Conclusions and clinical implications

We identified impaired eNOS as key to RBC dysfunction in anaemic mice and ACS patients. RBC dysfunction contributes to the deterioration of LV function post I/R. The upregulation of vascular and cardiac eNOS is crucial to compensate the reduced circulating NO pool in anaemia. Endothelial dysfunction induced through genetic or pharmacologic reduction of eNOS-activity abrogated the anaemia-induced cardio-circulatory compensation. Therefore, it is tempting to speculate that RBC dysfunction together with endothelial dysfunction might contribute to the impairment of LV function and outcome of AMI in anaemia.

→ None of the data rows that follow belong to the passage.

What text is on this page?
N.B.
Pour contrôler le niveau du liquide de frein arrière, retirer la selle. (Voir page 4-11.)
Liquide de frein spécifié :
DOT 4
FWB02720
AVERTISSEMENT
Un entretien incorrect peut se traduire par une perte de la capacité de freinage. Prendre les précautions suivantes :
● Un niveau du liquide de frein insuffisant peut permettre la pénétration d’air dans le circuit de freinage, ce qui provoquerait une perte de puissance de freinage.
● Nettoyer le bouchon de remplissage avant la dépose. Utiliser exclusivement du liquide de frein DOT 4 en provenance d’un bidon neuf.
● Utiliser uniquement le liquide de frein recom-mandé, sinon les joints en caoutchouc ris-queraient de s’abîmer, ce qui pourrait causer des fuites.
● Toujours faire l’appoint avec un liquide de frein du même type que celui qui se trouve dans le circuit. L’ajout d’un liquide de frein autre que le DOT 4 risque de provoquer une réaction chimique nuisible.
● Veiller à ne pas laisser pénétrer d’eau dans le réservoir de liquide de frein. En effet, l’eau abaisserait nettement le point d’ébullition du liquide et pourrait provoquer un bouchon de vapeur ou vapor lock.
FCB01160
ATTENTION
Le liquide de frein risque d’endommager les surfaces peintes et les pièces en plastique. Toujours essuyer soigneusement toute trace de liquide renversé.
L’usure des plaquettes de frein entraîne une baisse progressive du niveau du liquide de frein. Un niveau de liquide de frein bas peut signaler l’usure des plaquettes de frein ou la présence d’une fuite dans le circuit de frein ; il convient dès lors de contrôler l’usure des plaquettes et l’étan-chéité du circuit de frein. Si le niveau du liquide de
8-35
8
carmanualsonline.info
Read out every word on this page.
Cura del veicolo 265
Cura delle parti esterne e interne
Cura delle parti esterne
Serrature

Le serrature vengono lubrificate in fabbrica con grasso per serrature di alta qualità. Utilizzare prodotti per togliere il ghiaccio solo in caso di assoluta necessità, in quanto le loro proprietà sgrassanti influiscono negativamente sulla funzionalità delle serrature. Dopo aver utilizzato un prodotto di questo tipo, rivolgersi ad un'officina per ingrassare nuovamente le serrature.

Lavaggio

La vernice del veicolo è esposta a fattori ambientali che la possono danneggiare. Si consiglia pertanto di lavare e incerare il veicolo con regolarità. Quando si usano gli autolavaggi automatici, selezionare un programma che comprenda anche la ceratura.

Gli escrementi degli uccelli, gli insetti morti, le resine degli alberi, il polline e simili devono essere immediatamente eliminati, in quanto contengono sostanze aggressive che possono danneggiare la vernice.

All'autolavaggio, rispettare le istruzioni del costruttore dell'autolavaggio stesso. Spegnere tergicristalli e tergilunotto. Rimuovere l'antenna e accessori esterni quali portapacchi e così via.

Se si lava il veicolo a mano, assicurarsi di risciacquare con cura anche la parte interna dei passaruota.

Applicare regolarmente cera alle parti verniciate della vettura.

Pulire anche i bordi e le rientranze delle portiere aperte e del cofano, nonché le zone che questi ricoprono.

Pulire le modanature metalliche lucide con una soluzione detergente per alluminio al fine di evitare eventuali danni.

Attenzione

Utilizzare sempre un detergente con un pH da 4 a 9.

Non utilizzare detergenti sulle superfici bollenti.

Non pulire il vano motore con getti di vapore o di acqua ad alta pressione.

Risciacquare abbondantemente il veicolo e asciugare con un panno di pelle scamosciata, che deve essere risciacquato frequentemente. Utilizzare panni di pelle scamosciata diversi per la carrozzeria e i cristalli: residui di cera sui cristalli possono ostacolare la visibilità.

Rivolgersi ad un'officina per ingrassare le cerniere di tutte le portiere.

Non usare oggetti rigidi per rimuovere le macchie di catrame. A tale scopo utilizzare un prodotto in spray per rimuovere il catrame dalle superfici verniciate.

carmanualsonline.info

In ST-segment elevation myocardial infarction (STEMI) patient’s endothelial dysfunction resulting from increased age, hyperlipidaemia, arterial hypertension, diabetes mellitus, and chronic kidney diseases (CKD) is frequently present. AMI patients with diabetes or renal dysfunction (CKD III–V) have the worst prognosis; superimposition of anaemia more than doubles 10-year-mortality in these patients [41]. Understanding the complex role of anaemia in AMI is critical to counteract its adverse impact and to improve therapeutic strategies. Targeting not only reduced Hb levels, but more comprehensively the eNOS-related mechanisms of RBC dysfunction, and improving the cardio-circulatory adaptation may provide novel therapeutic approaches in patients with anaemia and superimposed AMI.